Таким образом, на первом этапе развития скандала был заявлен лишь факт нарушения нормы. Но уже здесь присутствовала одна важная в трактовке всего инцидента деталь: если «Русские ведомости» литературную принадлежность Эллиса прямо не называли, но она восстанавливалась опосредованно через характеристику журналов («некий литератор Л. Коб-ский, писавший в декадентских журналах под псевдонимом „Эллис“»), то «Раннее утро» давало прямую номинацию – «литератор-декадент» («небезызвестный литератор-декадент Л. Коб-ский, работающий в журналах под псевдонимом „Эллис“»). Именно принадлежность к декадентам стала определяющей характеристикой поэта в дальнейшем газетном дискурсе.

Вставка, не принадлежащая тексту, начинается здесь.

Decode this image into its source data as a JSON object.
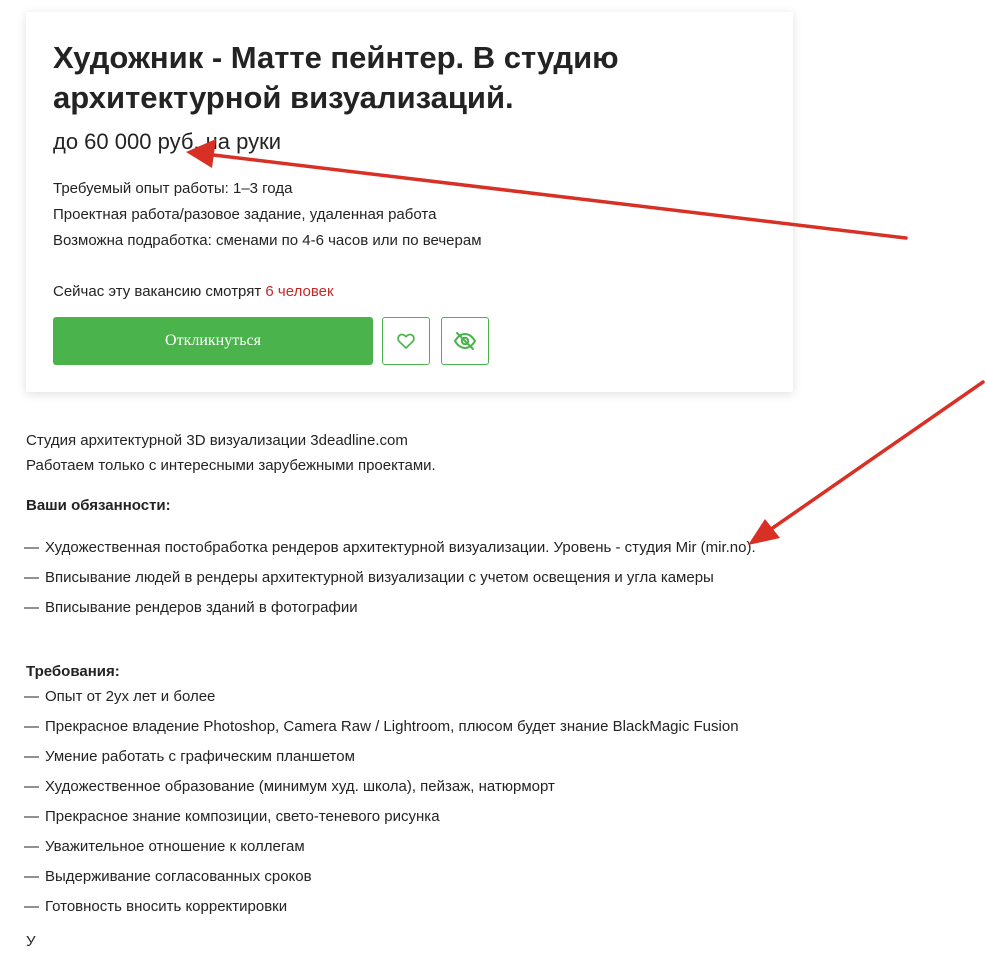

Появившиеся на следующий день статьи уже встраивали дело Эллиса в ряд подобных явлений, происшествие квалифицировалось и в итоге получало общественную оценку. Так, 6 августа в октябристской газете «Голос Москвы» была опубликована статья под заглавием «Шарлатаны», подписанная «Летописец». В ней случай с Эллисом ставился в один ряд с недавним скандалом с К. Бальмонтом, которого обвинили в плагиате 24 . Подчеркивалась принадлежность поэтов к одной литературной группе, которая сравнивалась с группой преступников: «У г. Бальмонта была своя литературная семья. Ютилась она в „Весах“. Семья была дружная на диво, как шайка заговорщиков. Все друг за другом следили, друг друга поддерживали и друг друга хвалили. На недругов нападали словом» 25 . Пространное рассуждение о взаимоотношениях между символистами продолжилось обвинением авторов «Весов» в литературной непорядочности, наглости, развязности и самовосхвалении: «Перед нами их же книги, они – неподкупные свидетели. И они рассказывают нам, что самые даровитые писатели из этого табунка, успевшие составить себе литературные имена, пробавлялись чужим вдохновением. Они ловили мысли и мотивы в иностранной литературе. Занимались в большинстве случаев переделками. Хорошие начетчики чужой литературы, они выдавали себя за оригинальных поэтов и мыслителей в родной. Рассчитано было на невежество. Бралось наглостью» 26 . Заканчивалась статья обращением к проделке Эллиса как естественному следствию нечестного поведения писателей круга «Весов»:
24
3 августа 1909 года в газете «Речь» (№ 210. С. 3) была опубликована заметка К. Чуковского, в которой он указывал на плагиат в статье К. Бальмонта «Певец личности и жизни. Уольт Уитман» (Весы. 1904. № 7. С. 11–32).
25
Голос Москвы. 1909. № 181. 6 авг. С. 2.
26
Голос Москвы. 1909. № 181. 6 авг. С. 2.
На самом же деле в среде этих писателей были не только плагиаторы, но просто воры.
Вот, например, г. Эллис. Его поймали с поличным в Румянцевском музее. Он вырезывал страницы из книг и уносил их тайком в своем портфеле.
Это – форменное воровство. И тем более возмутительное, что обкрадывалось национальное книгохранилище.
Что могут сказать эти Андреи Белые и Иваны Серые в защиту своего друга г. Эллиса? Послушаем 27 .
В этих формулировках описание эллисовского инцидента сводилось к тезису «Эллис – вор», и, что особенно важно, обокрал он «национальное книгохранилище». Таким образом, Эллис рассматривался как представитель определенной литературной корпорации, а случай в музее связывался с декадентским этосом (воплощенным сотрудниками журнала «Весы»), что влекло за собой появление оппозиции национальной культуры и пагубного западного декадентства.
27
Там же.
Тогда же, 6 августа, появилась еще одна статья в «Русских ведомостях», посвященная делу Эллиса. Оценки в ней, по сравнению с опубликованной накануне, были расставлены уже очень четко:
В Румянцевском музее обнаружено новое хищение, производившееся в наиболее возмутительной форме, – в виде систематического вырезывания из книг отдельных страниц. Такая порча книг ничем не лучше прямого воровства их, а в некоторых отношениях даже хуже его, потому что украденная и кому-нибудь перепроданная книга все-таки продолжает выполнять свое назначение, а при благоприятных обстоятельствах может и вернуться в музей обратно, вырывать же из книги страницы это значит испортить ее безвозвратно и нанести библиотеке вред непоправимый 28 .
28
Русские ведомости. 1909. № 180. 6 авг. С. 4.